Il y a en réalité une explication toute simple à ce phénomène d’objets en plumes :

Le liquide visqueux qui s’exhale des tuyaux de plumes agglutinent celles-ci entre elles, et par la malaxation quotidienne des ménagères, il ne tarde pas à se produire des formes bizarres que la crédulité du peuple assimile à des êtres vivants ou des objets usuels.
Docteur Charles Lavielle, « Essai sur les erreurs populaires relatives à la médecine », Bulletin de la Société de Borda, 6ème année, Dax, 1881

Je l’avais déjà mentionné dans un précédent article, la sorcellerie en ce temps-là faisait partie de la réalité de la vie quotidienne, et il n’est donc pas étonnant que l’on ait attribué aux sorcières la fabrication de ces objets maléfiques. Quant aux guérisons miraculeuses, ma foi, il me semble qu’il ne faut pas sous-estimer l’effet placebo !

Mais pour la population de cette époque, ainsi qu’on peut le voir dans ce conte, il n’y a souvent qu’un remède aux attaques des sorcières : faire appel à l’Eglise, et aux prêtres, qui endossent à ces occasions le rôle de guérisseurs, voire même de bons sorciers. Il y a là un paradoxe intéressant, car même si l’Eglise condamnait les pratiques magiques et la sorcellerie avec fermeté, le prêtre occupait au sein des communautés un statut équivoque : en le considérant comme seule réponse possible à la sorcellerie, le peuple attribuait au prêtre des pouvoirs magiques, et le hissait au rang d’adversaire personnel des sorcières. C’est ainsi qu’on trouve dans le Sud-Ouest jusqu’au XVIIIème siècle un certain nombre de « prêtres-sorciers », qui devenaient les protecteurs des biens et des hommes, répondant au besoin d’éloigner les sorts et les malédictions qu’exprimaient les fidèles. On accordait à certains prêtres le pouvoir de détourner la grêle, de guérir du « maudat », le mal donné par les sorcières, de retrouver des choses perdues, d’exorciser les démons et bien d’autres choses encore.

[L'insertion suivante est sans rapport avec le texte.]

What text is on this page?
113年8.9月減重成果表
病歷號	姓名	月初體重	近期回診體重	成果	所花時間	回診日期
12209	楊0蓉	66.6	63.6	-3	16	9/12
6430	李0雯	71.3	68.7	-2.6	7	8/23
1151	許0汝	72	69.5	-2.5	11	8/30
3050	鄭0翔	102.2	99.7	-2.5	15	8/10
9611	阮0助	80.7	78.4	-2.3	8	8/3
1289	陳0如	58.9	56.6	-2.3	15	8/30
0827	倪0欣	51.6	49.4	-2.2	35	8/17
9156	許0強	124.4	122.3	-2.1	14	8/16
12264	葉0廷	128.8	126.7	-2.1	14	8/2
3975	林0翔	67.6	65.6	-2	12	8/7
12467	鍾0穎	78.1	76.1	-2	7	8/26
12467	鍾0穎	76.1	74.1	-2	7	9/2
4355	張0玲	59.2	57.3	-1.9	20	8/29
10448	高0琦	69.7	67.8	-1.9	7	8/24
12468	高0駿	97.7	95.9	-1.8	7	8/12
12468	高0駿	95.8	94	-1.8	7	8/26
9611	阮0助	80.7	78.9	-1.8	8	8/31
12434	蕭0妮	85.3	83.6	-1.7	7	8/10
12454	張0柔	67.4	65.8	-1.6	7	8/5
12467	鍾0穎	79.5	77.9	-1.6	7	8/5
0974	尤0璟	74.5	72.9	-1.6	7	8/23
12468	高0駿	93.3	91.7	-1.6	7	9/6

Le rôle de l’Eglise a longtemps été ambigü, puisque malgré sa prudence, elle accréditait ce qu’elle prétendait interdire. Il fut bien difficile, voire impossible, de tracer une limite exacte entre religion et superstition… L’Eglise tenta d’atténuer ces superstitions populaires religieuses, qui furent qualifiées d’hérésie, probablement en raison de l’écho qu’elles faisaient à de lointaines pratiques magiques païennes ; le peuple avait en effet introduit le christianisme dans ses pratiques populaires héritées du paganisme, dénaturant ainsi la pratique religieuse chrétienne en y intégrant des superstitions païennes tenaces. Mais malgré ses difficultés à éradiquer ces pratiques, l’Eglise intensifia peu à peu ses efforts car, avec l’arrivée du Siècle des Lumières et de la raison, les superstitions n’étaient plus de mise, et la religion devait revêtir un nouveau visage. Mais dans les campagnes, la relation magique entre le prêtre et les fidèles était très importante pour le peuple, et fut bien difficile à faire oublier.

Les pierres de la fée

Un peu partout dans le département des Landes se dressent des pierres antiques, témoins des civilisations qui nous ont précédés ; ce sont des vestiges d’anciens tombeaux, des menhirs ou encore d’anciennes bornes militaires romaines, les explications officielles varient de l’une à l’autre… La présence de ces pierres qui ont traversé les siècles était pour nos aïeuls une énigme que l’on a tenté d’expliquer à l’aide d’une légende qui s’est propagée dans toute la région : celle des « pierres de la fée », ou « pierres de la sorcière ».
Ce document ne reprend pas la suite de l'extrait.